It’s been a while since we’ve had a pop culture fake First Amendment incident. More than two years have passed since ESPN dropped Hank Williams Jr. from the Monday Night Football opening after Hank got all rowdy and compared Pres. Obama to Hitler.
The latest celebrity to be booted off the air for saying something controversial off the air is Phil Robertson of A&E hit “Duck Dynasty,” which follows a family in Louisiana who makes duck calls. In an interview with GQ, Mr. Robertson, an avowed Bible-reading Christian, stated, among other things, that homosexuality is sinful and on par with bestiality and prostitution. A&E suspended Mr. Robertson. Then the First Amendment “defenders” came out.
Louisiana Governor Bobby Jindal issued this statement:
“Phil Robertson and his family are great citizens of the State of Louisiana. The politically correct crowd is tolerant of all viewpoints, except those they disagree with. I don’t agree with quite a bit of stuff I read in magazine interviews or see on TV. In fact, come to think of it, I find a good bit of it offensive. But I also acknowledge that this is a free country and everyone is entitled to express their views.

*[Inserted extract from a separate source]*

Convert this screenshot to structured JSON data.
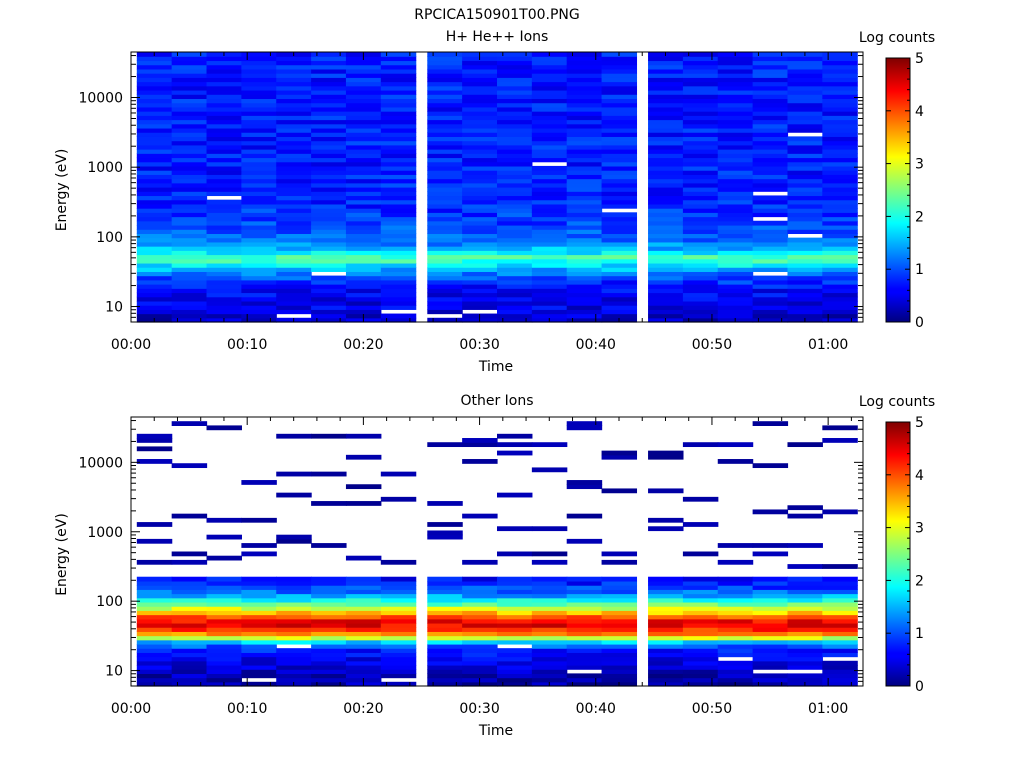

In fact, I remember when TV networks believed in the First Amendment. It is a messed up situation when Miley Cyrus gets a laugh, and Phil Robertson gets suspended.”
Other characters have joined Gov. Jindal in his support of Mr. Robertson, including a half-term half-witted former politician who had her own reality shows and will not be linked on this blog. They suggest that because we have a First Amendment, that Mr. Robertson should be allowed on the air to say whatever he wants. I’m all in favor of First Amendment protections and free speech but I have to admit that there is no First Amendment issue here. The First Amendment prevents the government and government actors from restricting expression. In this situation, it isn’t the FCC or any government branch that is suspending Mr. Robertson, but his broadcaster, A&E, by itself. The First Amendment does not usually apply to private relationships such as the one between A&E and its TV personalities (and ESPN and Hank Williams Jr.). There’s probably even a provision in their contracts that allows such as suspension or cancellation. The First Amendment creates no right to be on TV. I’m not surprised that Gov. Jindal is mixed up over the First Amendment because he has had some struggles with it in the past.
Mr. Robertson’s views might upset people but are far from unique. A great many politicians and clergymen say similar things and are allowed on TV, especially on news and political shows. A&E could have let him stay on the air and even give him an entire show of him ranting on whatever he wants. But would advertisers, viewers and cable subscribers like that? That’s probably what motivated A&E.
While we’re on the First Amendment, it should be noted that it also grants a right of free association and its inverse of dissociation. A&E is free to not associate with Mr. Robertson or his co-stars provided it satisfies any legal obligations it might have.